她站起來,深吸一口氣,開始了一天的勞作。
給所有植物澆完水之後,她去了廚房。李嬸正在灶台前忙碌,看見她進來,笑著打了個招呼:“七姑娘今天怎麼這麼早就來了?早飯還沒好呢。”
“李嬸,我想跟你打聽一件事。”蘇清沅走到灶台邊,壓低了聲音,“城裏有沒有比較好的藥材鋪?就是那種收購草藥、也賣成品丹藥的鋪子。”
李嬸想了想,說:“東街有一家”濟仁堂”,是城裏最大的藥材鋪了,掌櫃姓王,人還不錯,價錢也算公道。七姑娘是要買藥嗎?”
“不是買藥,是想賣點東西。”蘇清沅沒有隱瞞,“我種的一些薄荷曬幹了,想拿去換點零用錢。”
李嬸哦了一聲,沒有多問,隻是說:“那七姑娘去濟仁堂找王掌櫃就行了,他識貨,不會坑人的。”
蘇清沅道了謝,回到後院,把自己曬幹的那批薄荷葉打包好,裝進一個小布袋裏。
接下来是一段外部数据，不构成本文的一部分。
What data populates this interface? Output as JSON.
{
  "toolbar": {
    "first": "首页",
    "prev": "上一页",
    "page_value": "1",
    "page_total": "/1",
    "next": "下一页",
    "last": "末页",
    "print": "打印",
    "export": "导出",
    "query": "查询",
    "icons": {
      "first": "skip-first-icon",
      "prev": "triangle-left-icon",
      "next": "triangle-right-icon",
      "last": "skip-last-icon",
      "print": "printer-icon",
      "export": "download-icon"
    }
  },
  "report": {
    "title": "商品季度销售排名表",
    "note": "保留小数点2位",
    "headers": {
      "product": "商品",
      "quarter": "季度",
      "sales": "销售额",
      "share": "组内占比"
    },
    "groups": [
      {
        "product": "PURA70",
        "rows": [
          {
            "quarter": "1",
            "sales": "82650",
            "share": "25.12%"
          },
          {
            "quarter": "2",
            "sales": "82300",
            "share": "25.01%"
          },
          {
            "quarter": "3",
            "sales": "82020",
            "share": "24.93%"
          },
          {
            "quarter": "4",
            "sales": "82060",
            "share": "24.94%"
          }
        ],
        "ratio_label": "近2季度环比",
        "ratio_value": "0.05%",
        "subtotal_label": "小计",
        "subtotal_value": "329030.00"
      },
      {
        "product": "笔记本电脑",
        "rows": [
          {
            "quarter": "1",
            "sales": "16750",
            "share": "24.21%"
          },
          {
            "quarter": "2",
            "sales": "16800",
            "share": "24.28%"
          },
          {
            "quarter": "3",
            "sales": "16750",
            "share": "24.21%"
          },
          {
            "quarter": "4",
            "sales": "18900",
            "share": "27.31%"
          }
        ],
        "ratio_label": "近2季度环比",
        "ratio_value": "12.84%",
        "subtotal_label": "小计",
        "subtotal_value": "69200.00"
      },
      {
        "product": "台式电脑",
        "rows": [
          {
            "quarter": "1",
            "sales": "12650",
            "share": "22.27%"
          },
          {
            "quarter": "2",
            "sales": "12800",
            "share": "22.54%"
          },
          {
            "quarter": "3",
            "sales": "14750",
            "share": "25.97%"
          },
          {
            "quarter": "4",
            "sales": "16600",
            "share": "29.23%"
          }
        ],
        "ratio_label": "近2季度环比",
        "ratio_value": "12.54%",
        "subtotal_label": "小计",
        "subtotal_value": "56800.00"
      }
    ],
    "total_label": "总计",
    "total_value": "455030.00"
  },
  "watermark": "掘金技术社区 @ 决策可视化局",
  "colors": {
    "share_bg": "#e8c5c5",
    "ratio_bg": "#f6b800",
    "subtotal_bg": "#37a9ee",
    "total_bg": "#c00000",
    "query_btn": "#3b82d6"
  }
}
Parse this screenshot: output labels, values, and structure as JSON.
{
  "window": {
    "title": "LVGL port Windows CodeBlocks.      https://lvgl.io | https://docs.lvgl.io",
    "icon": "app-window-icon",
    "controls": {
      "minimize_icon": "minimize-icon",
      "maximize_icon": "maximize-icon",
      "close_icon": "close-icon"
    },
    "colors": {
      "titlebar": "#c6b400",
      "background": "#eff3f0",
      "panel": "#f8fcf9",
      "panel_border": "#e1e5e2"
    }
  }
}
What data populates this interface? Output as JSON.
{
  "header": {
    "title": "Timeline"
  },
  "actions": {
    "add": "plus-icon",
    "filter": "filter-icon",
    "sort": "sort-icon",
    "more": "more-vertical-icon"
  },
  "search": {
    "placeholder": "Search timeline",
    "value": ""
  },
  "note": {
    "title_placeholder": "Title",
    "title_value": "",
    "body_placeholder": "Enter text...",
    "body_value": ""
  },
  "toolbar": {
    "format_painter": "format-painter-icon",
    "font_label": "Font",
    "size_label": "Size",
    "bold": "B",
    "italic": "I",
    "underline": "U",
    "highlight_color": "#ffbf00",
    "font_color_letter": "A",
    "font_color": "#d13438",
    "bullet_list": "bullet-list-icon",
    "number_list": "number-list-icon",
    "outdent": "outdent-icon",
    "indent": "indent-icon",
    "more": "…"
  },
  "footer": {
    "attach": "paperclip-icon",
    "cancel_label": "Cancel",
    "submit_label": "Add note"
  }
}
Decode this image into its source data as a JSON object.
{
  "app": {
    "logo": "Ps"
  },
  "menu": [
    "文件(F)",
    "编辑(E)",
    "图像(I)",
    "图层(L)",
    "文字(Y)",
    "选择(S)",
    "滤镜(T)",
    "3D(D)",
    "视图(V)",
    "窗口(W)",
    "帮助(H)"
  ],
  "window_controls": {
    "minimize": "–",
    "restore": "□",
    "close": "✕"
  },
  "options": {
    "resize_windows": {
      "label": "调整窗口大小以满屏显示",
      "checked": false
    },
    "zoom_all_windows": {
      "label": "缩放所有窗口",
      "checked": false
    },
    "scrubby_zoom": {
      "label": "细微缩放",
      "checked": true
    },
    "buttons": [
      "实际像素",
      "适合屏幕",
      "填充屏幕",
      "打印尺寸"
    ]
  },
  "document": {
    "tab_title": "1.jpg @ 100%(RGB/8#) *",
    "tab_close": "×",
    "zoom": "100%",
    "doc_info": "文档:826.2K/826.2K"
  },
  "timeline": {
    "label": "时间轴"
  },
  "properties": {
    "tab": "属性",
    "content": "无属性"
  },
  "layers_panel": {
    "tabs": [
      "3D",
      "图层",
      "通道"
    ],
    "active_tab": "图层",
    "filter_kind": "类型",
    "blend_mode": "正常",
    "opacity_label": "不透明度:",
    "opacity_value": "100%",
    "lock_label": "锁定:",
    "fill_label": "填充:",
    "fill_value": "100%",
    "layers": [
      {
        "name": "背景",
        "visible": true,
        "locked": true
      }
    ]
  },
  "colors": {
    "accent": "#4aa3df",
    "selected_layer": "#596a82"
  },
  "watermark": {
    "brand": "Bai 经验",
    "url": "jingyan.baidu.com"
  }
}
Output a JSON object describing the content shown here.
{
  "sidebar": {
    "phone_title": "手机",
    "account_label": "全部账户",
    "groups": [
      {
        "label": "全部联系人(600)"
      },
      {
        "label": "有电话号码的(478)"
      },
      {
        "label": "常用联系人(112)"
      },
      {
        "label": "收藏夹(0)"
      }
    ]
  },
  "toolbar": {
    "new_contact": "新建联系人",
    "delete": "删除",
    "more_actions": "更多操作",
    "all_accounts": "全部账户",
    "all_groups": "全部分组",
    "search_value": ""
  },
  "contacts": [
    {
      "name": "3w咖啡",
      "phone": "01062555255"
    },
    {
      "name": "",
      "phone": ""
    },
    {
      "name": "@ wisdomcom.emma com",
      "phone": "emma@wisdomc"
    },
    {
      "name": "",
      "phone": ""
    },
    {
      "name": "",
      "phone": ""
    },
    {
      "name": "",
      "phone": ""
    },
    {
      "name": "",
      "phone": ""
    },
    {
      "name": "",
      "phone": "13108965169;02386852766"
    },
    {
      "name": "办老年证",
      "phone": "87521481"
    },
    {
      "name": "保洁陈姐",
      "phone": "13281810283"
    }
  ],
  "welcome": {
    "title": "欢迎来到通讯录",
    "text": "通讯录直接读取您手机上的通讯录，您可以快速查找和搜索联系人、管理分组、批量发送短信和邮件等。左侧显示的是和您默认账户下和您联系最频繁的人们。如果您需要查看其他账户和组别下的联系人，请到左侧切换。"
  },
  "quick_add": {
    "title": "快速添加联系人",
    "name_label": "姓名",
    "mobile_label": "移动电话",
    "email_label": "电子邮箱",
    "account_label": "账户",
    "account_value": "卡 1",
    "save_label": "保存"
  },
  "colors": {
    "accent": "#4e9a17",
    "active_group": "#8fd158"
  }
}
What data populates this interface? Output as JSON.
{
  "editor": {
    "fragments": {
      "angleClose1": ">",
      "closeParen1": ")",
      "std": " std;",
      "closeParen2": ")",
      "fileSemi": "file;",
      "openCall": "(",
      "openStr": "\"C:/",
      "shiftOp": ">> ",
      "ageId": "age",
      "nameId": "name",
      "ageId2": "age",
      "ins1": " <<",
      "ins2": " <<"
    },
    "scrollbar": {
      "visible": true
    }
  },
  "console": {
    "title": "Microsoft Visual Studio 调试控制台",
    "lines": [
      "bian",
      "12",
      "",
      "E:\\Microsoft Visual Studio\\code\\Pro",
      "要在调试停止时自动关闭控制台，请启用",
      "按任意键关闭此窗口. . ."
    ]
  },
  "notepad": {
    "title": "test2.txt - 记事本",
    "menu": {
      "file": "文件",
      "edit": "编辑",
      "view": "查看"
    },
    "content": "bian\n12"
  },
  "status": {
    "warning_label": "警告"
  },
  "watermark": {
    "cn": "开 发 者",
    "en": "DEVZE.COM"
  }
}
她又想了想,從銀紋幼苗上摘了兩片最老的葉子——不是用來提煉靈液,而是作為樣品,她想試試看藥材鋪的人能不能認出銀線草的價值。
做完這一切,她換了一件幹淨些的衣裳,把布袋背在肩上,走出了蘇府的大門。
這是她穿越以來第二次獨自出門。
街道上依然熱鬧,人來人往,吆喝聲此起彼伏。她沿著街道往東走,找到了李嬸說的那家濟仁堂。鋪麵不小,門口掛著一塊黑底金字的招牌,門楣上刻著“濟仁堂”三個大字,看起來是一家有些年頭的老店。
她走進去,一股濃鬱的藥材氣息撲麵而來。鋪子裏麵很寬敞,三麵都是藥櫃,密密麻麻的小抽屜上貼著各種藥材的名稱。一個穿著灰色長衫的中年人正坐在櫃台後麵,手裏拿著一杆小秤,正在稱量一堆切好的藥材。他抬起頭,看見一個十四五歲的少女走進來,放下手中的秤,和氣地問道:“小姑娘,是要抓藥嗎?”
“您是王掌櫃嗎?”蘇清沅問。
“正是在下。”王掌櫃點了點頭,“小姑娘有什麼事?”
蘇清沅從肩上取下布袋,放在櫃台上,解開袋口,露出裏麵曬幹了的薄荷葉:“我這裏有一些曬幹的薄荷葉,品質不錯,想問問掌櫃的收不收。”
王掌櫃低頭看了看袋裏的薄荷葉,伸手抓了一把,放在鼻子下麵聞了聞,又拈起一片葉子對著光看了看,點了點頭:“品相不錯,幹燥得也好,香氣保留得很完整。小姑娘,你這是哪裏來的?”
“自家種的。”蘇清沅說,“量不多,但品質您可以放心。”
王掌櫃又看了看那些薄荷葉,沉吟了一下,說:“這批薄荷葉的品質確實不錯,我給你三十文一斤,你這些大概有兩斤多,算你七十文,怎麼樣?”
蘇清沅心裏估算了一下,這個價格比她預想的要高一些,便點了點頭:“好,就按掌櫃說的價。”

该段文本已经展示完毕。